Let us conclude this introduction as we began - with the question of concep­tual relativity. Roger Wales in his essay "You can run, but: Another look at linguis­tic relativity" looks at the psychological processing involved in linguistic comprehension by comparing descriptions of verbs of motion made by English and Spanish speakers. He argues that linguistic relativity is primarily concerned with conceptual processes rather than the products of those processes in mental repre­sentations together with the words expressing them that linguists have studied. To study processing in using verbs of motion requires taking into account a speaker's perception, memory and task construal, according to Wales.

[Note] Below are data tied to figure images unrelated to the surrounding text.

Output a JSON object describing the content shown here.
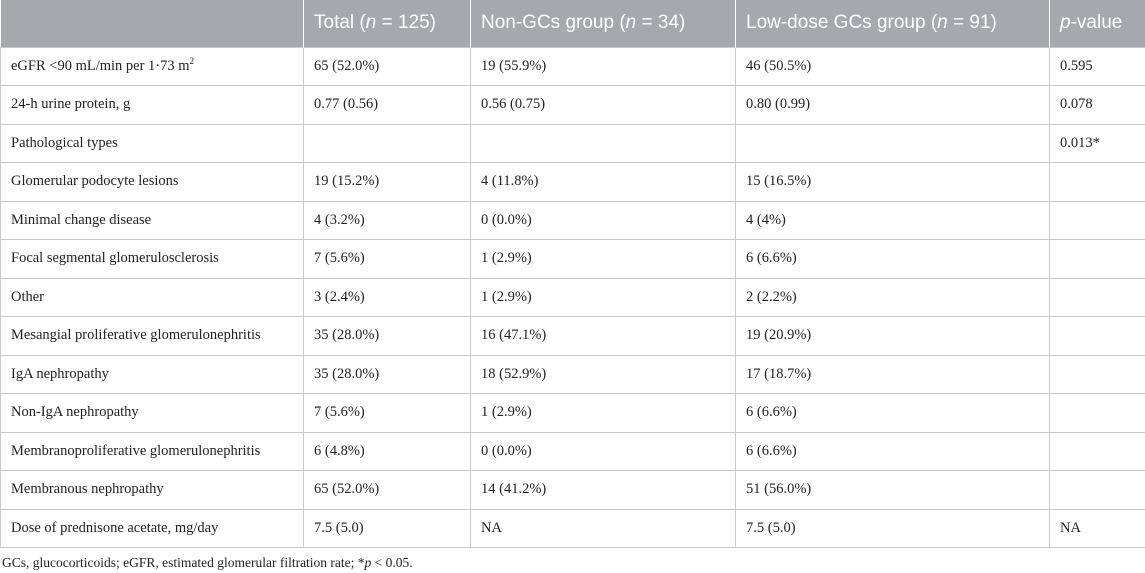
{
  "table": {
    "headers": [
      {
        "pre": "Total (",
        "var": "n",
        "post": " = 125)"
      },
      {
        "pre": "Non-GCs group (",
        "var": "n",
        "post": " = 34)"
      },
      {
        "pre": "Low-dose GCs group (",
        "var": "n",
        "post": " = 91)"
      },
      {
        "pre": "",
        "var": "p",
        "post": "-value"
      }
    ],
    "first_row": {
      "label": "eGFR <90 mL/min per 1·73 m",
      "sup": "2",
      "total": "65 (52.0%)",
      "non_gcs": "19 (55.9%)",
      "low_dose": "46 (50.5%)",
      "p": "0.595"
    },
    "rows": [
      [
        "24-h urine protein, g",
        "0.77 (0.56)",
        "0.56 (0.75)",
        "0.80 (0.99)",
        "0.078"
      ],
      [
        "Pathological types",
        "",
        "",
        "",
        "0.013*"
      ],
      [
        "Glomerular podocyte lesions",
        "19 (15.2%)",
        "4 (11.8%)",
        "15 (16.5%)",
        ""
      ],
      [
        "Minimal change disease",
        "4 (3.2%)",
        "0 (0.0%)",
        "4 (4%)",
        ""
      ],
      [
        "Focal segmental glomerulosclerosis",
        "7 (5.6%)",
        "1 (2.9%)",
        "6 (6.6%)",
        ""
      ],
      [
        "Other",
        "3 (2.4%)",
        "1 (2.9%)",
        "2 (2.2%)",
        ""
      ],
      [
        "Mesangial proliferative glomerulonephritis",
        "35 (28.0%)",
        "16 (47.1%)",
        "19 (20.9%)",
        ""
      ],
      [
        "IgA nephropathy",
        "35 (28.0%)",
        "18 (52.9%)",
        "17 (18.7%)",
        ""
      ],
      [
        "Non-IgA nephropathy",
        "7 (5.6%)",
        "1 (2.9%)",
        "6 (6.6%)",
        ""
      ],
      [
        "Membranoproliferative glomerulonephritis",
        "6 (4.8%)",
        "0 (0.0%)",
        "6 (6.6%)",
        ""
      ],
      [
        "Membranous nephropathy",
        "65 (52.0%)",
        "14 (41.2%)",
        "51 (56.0%)",
        ""
      ],
      [
        "Dose of prednisone acetate, mg/day",
        "7.5 (5.0)",
        "NA",
        "7.5 (5.0)",
        "NA"
      ]
    ]
  },
  "footnote": {
    "pre": "GCs, glucocorticoids; eGFR, estimated glomerular filtration rate; *",
    "var": "p",
    "post": " < 0.05."
  },
  "colors": {
    "header_bg": "#a7a8ab",
    "header_text": "#ffffff",
    "border": "#c9c9c9",
    "text": "#222222"
  }
}
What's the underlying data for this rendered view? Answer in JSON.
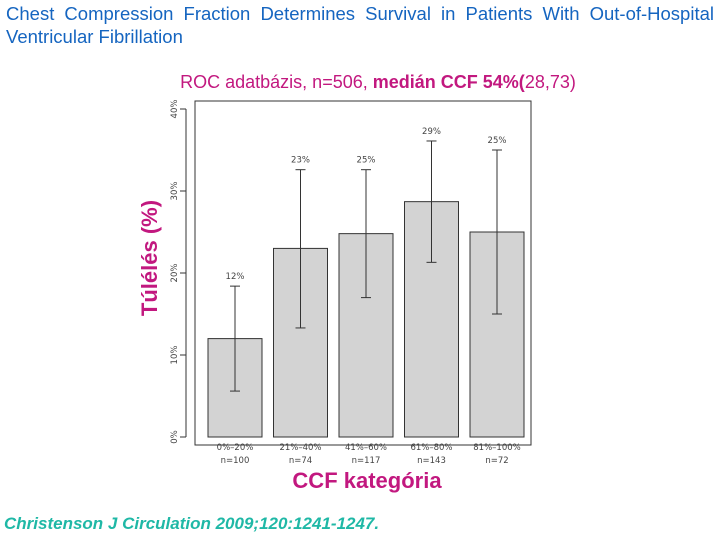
{
  "slide": {
    "title": "Chest Compression Fraction Determines Survival in Patients With Out-of-Hospital Ventricular Fibrillation",
    "subtitle_normal": "ROC adatbázis, n=506,",
    "subtitle_bold": "medián CCF 54%(",
    "subtitle_end": "28,73)",
    "citation": "Christenson J Circulation 2009;120:1241-1247."
  },
  "chart_data": {
    "type": "bar",
    "xlabel": "CCF kategória",
    "ylabel": "Túlélés (%)",
    "ylim": [
      0,
      40
    ],
    "yticks": [
      0,
      10,
      20,
      30,
      40
    ],
    "ytick_labels": [
      "0%",
      "10%",
      "20%",
      "30%",
      "40%"
    ],
    "categories": [
      "0%–20%",
      "21%–40%",
      "41%–60%",
      "61%–80%",
      "81%–100%"
    ],
    "n_labels": [
      "n=100",
      "n=74",
      "n=117",
      "n=143",
      "n=72"
    ],
    "values": [
      12,
      23,
      24.8,
      28.7,
      25
    ],
    "value_labels": [
      "12%",
      "23%",
      "25%",
      "29%",
      "25%"
    ],
    "ci_low": [
      5.6,
      13.3,
      17,
      21.3,
      15
    ],
    "ci_high": [
      18.4,
      32.6,
      32.6,
      36.1,
      35
    ],
    "colors": {
      "bar_fill": "#d3d3d3",
      "bar_stroke": "#333333"
    },
    "grid": false
  }
}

Path-dominant verbs of motion such as enter and ascend are manner-inde­pendent. Such verbs predominate in Spanish and other Romance languages. Eng­lish contains many motion verbs where manner is a determinant of application together with path which is a separate determinant - verbs such as ran to. By ask­ing people to act out verbs of motion, recording their movements with point-light displays, participating observers were asked to make forced choice decisions as to the verb best describing the acted movement.

The target set of English verbs included hop, walk, stroll, shuffle, shamble, run, jog and sprint. 'Walk' and 'run' sets of verbs are distinguished by two factors: rela­tive speed of movement and whether the agent's feet are typically on the ground at the same time or not. Participants' judgments clustered around two sets - the `walk' verbs and the 'run' verbs in the case of English-speaking participants.

Wales' finding is that this result is robust across the two languages of English and Spanish in spite of the inclusion of path information and suppression of man­ner information in the Spanish verbs of motion. He infers that English and Span­ish perceivers of action see the relevant actions in precisely the same way. Although this is exactly the result we would expect from a biological perspective it does not sit well with the more extreme versions of linguistic relativity promulgated by Sapir and Whorf.